Job profit is not complicated. It is the invoice amount minus every cost that went into completing that job.
Job Revenue minus Parts Cost minus Labor Cost minus Job Overhead Allocation equals Job Profit
Most business owners track the first two, revenue and parts. The labor cost and overhead allocation are where the gaps appear.
If you pay a technician $30 per hour, the true cost of their labor is not $30 per hour. Add employer taxes, workers' comp insurance, health benefits if you provide them, and the time they spend on non-billable activities like driving, admin, and callbacks. The true fully-loaded cost of a $30 per hour technician is typically $42 to $48 per hour. If you are billing labor at $75 per hour and your true labor cost is $45, your labor margin is $30, not $45. That difference compounds across hundreds of jobs per year.
Every job needs to carry a share of your fixed costs.
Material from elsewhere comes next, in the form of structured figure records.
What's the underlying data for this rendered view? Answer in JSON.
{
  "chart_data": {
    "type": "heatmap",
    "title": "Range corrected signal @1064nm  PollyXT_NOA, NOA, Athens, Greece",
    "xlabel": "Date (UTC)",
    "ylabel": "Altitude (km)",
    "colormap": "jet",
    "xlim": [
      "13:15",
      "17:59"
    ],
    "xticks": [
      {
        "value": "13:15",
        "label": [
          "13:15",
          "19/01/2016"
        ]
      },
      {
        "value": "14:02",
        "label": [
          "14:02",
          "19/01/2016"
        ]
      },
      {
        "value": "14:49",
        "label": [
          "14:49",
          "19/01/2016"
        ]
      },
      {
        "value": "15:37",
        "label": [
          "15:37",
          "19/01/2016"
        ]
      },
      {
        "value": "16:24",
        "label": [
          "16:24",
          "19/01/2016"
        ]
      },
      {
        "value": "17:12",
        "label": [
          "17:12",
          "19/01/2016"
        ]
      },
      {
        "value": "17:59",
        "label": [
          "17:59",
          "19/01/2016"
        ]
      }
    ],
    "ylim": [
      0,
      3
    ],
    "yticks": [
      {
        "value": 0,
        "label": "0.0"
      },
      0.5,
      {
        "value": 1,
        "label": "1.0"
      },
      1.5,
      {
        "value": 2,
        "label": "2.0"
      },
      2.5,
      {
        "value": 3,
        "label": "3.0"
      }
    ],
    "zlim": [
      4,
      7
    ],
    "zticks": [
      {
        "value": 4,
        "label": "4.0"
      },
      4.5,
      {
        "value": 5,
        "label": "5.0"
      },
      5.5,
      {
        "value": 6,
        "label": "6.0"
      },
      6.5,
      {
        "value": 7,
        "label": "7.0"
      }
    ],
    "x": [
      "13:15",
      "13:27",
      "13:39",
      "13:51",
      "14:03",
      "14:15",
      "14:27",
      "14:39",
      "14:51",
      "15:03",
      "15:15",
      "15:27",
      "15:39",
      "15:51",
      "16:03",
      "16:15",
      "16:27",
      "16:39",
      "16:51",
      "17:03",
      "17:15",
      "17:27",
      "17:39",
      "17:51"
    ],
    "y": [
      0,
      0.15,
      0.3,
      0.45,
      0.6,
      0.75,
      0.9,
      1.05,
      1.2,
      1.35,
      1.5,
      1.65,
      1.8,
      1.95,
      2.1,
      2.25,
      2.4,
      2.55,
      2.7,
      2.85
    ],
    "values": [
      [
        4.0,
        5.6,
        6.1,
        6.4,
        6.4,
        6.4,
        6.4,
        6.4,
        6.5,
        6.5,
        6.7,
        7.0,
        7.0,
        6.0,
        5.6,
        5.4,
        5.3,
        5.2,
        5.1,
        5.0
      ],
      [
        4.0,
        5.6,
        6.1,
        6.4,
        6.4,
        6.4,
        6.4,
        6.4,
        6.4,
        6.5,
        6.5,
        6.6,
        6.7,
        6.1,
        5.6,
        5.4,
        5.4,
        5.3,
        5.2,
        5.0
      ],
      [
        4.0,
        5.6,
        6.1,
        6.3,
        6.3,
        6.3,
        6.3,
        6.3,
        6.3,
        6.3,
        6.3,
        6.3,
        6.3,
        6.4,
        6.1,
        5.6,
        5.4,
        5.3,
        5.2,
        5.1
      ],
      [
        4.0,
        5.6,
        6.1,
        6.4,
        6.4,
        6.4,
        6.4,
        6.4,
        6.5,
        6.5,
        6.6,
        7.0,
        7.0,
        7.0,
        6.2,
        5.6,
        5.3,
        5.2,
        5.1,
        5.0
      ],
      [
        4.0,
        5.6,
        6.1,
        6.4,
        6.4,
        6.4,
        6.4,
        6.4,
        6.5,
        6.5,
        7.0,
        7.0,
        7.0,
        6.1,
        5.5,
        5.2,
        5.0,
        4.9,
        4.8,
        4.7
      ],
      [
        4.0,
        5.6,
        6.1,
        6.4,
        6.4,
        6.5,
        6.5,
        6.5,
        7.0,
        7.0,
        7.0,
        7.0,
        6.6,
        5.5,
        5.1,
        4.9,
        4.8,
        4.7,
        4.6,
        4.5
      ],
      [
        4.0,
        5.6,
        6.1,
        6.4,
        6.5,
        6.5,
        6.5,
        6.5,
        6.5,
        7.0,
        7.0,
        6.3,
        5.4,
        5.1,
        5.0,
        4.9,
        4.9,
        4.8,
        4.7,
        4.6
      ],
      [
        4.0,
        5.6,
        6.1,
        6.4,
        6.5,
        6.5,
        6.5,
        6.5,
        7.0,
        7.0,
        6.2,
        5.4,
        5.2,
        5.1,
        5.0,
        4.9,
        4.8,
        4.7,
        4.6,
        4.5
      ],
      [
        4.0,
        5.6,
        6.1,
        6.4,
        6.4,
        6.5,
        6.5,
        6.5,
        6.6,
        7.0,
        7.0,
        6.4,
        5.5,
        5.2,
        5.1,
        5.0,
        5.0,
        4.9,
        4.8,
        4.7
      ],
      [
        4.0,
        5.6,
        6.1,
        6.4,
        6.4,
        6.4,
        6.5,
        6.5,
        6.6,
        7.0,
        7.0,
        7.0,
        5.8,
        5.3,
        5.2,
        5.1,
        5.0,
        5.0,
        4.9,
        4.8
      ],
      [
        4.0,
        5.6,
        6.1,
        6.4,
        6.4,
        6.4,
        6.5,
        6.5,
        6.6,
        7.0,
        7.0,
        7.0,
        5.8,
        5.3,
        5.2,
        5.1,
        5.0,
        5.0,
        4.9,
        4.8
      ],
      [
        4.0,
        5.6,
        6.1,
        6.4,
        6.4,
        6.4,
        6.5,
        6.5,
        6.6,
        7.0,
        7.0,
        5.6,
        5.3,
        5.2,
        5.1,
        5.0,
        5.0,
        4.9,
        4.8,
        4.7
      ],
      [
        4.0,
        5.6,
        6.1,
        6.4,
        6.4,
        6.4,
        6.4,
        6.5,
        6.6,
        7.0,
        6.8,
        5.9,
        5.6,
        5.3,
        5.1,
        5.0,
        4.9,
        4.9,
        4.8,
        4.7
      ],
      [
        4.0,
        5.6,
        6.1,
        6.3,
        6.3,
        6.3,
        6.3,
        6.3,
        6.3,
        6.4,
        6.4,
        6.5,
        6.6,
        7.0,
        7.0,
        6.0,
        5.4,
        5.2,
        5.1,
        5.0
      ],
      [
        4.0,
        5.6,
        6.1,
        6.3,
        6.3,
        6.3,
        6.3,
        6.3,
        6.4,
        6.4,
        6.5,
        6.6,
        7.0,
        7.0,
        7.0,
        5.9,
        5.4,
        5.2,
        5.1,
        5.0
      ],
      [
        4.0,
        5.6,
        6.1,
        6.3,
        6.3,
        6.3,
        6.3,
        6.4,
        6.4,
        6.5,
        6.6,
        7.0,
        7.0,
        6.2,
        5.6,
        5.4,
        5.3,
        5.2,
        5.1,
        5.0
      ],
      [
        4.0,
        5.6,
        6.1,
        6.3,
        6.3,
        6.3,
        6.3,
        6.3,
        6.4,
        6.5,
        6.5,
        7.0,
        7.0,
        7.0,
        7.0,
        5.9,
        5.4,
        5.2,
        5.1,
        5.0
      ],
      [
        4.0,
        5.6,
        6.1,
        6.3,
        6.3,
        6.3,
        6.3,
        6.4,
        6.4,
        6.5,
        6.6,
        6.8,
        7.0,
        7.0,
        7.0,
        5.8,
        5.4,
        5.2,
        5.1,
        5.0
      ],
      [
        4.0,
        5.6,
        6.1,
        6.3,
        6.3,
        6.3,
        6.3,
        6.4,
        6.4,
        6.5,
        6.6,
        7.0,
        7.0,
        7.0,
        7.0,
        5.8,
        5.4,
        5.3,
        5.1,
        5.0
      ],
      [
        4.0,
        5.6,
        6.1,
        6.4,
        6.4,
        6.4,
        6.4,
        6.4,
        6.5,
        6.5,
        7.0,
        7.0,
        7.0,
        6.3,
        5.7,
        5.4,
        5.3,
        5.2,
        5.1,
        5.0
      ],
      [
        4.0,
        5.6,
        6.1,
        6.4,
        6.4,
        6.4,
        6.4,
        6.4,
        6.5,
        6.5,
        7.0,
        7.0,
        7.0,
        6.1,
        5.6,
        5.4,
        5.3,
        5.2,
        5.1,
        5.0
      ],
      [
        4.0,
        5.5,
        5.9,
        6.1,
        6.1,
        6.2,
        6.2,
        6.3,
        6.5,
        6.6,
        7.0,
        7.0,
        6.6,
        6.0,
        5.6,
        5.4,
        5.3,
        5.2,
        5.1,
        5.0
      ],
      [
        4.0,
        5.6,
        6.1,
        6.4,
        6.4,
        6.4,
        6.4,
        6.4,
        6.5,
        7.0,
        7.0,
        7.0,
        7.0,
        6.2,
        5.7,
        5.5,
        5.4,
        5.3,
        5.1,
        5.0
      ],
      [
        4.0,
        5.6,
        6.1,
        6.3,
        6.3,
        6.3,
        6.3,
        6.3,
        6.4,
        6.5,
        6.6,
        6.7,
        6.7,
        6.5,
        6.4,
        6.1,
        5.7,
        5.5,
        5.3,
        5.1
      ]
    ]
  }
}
Your truck payments. Insurance. Software. Office expenses. Phone bills. These costs exist whether you run five jobs this month or twenty. Divide your monthly overhead by your average number of jobs to get an overhead cost per job. If your monthly overhead is $6,000 and you run 40 jobs, each job needs to contribute $150 just to cover overhead before any profit is generated.
Once you start tracking true job profitability, patterns emerge that most business owners find surprising.
You do not need elaborate software to start tracking job profitability. For the next 30 days, pick ten jobs and calculate the actual profit on each one using the formula above. Use real numbers, actual time logged, actual parts cost, your true labor rate, and a rough overhead allocation. Look at the results without judgment. You are not trying to fix everything at once. You are trying to see clearly for the first time.
What you find in those ten jobs will tell you more about your business than a year of looking at monthly revenue totals. Profit hides in the details. The detail is the job.